A review of the literature revealed a dermoscopic description of 22 cases of VM [4,6,715]. In the majority of cases, patterns of advanced melanoma such as a multicomponent pattern composed by a blue-white veil, atypical network, irregular streaks, dots and atypical vessels were described (Table 2) [6,710].

TABLE 2

Dermoscopy of vulvar melanoma

In a study by the International Dermoscopy Society, the dermoscopic patterns of a large series of mucosal lesions were analyzed. In that study, the presence of blue, gray, or white colors with or without structureless areas yielded a 100% diagnostic sensitivity for mucosal melanoma, only two cases of VM were included [7]. Among those two, was one amelanotic and revealed polymorphous vessels [8].

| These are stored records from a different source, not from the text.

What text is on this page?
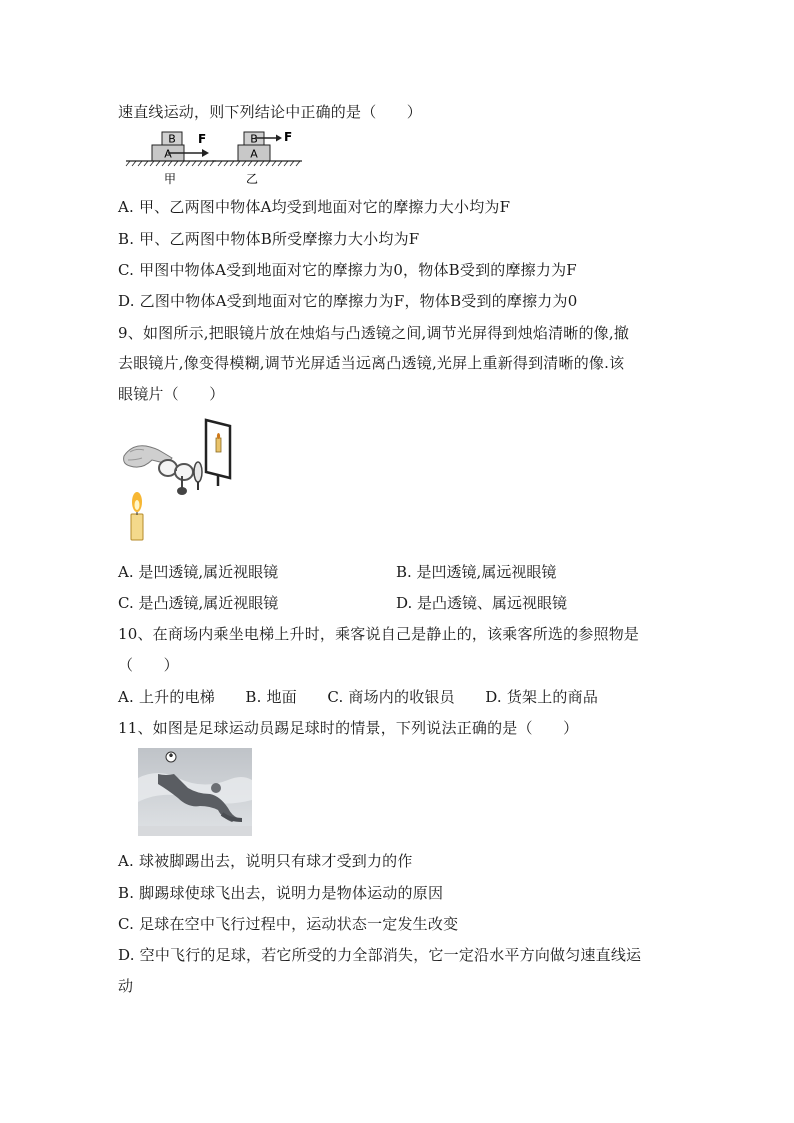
速直线运动，则下列结论中正确的是（　　）
B
A
F
甲
B F
A
乙
A. 甲、乙两图中物体A均受到地面对它的摩擦力大小均为F
B. 甲、乙两图中物体B所受摩擦力大小均为F
C. 甲图中物体A受到地面对它的摩擦力为0，物体B受到的摩擦力为F
D. 乙图中物体A受到地面对它的摩擦力为F，物体B受到的摩擦力为0
9、如图所示,把眼镜片放在烛焰与凸透镜之间,调节光屏得到烛焰清晰的像,撤
去眼镜片,像变得模糊,调节光屏适当远离凸透镜,光屏上重新得到清晰的像.该
眼镜片（　　）
A. 是凹透镜,属近视眼镜	B. 是凹透镜,属远视眼镜
C. 是凸透镜,属近视眼镜	D. 是凸透镜、属远视眼镜
10、在商场内乘坐电梯上升时，乘客说自己是静止的，该乘客所选的参照物是
（　　）
A. 上升的电梯　　B. 地面　　C. 商场内的收银员　　D. 货架上的商品
11、如图是足球运动员踢足球时的情景，下列说法正确的是（　　）
A. 球被脚踢出去，说明只有球才受到力的作
B. 脚踢球使球飞出去，说明力是物体运动的原因
C. 足球在空中飞行过程中，运动状态一定发生改变
D. 空中飞行的足球，若它所受的力全部消失，它一定沿水平方向做匀速直线运
动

Clinically, VM can present as a flat or raised lesion with irregular borders and multiple colors [4,6,7] (Table 2). A 2004 review that included 20 cases of VM demonstrated median Breslow thickness at diagnosis of 3.1 mm and the clitoris or periclitoris as the common location and reported the superficial spreading and nodular as the most common histological subtypes.

Based on this data, it appears that the majority of melanomas were at advanced stage at diagnosis. Whether this was caused by delayed self-detection of patients, low frequency of genital inspections during skin examinations or the tumor biology itself, remains unclear. It is noteworthy that we observed in both of our patients a flat, pigmented area at the base of the nodular tumor, which points towards an at least initially, horizontal growth pattern.

Conclusion

In conclusion, our cases highlight the importance of an inspection of the genital areas especially in postmenopausal woman. The dermoscopic patterns of VM do not differ from melanomas at other body sites. Any pigmented or non-pigmented nodule, dermoscopically exhibiting blue and black or blue-white colors or polymorphic vessels should be carefully evaluated with a very low threshold for biopsy [9].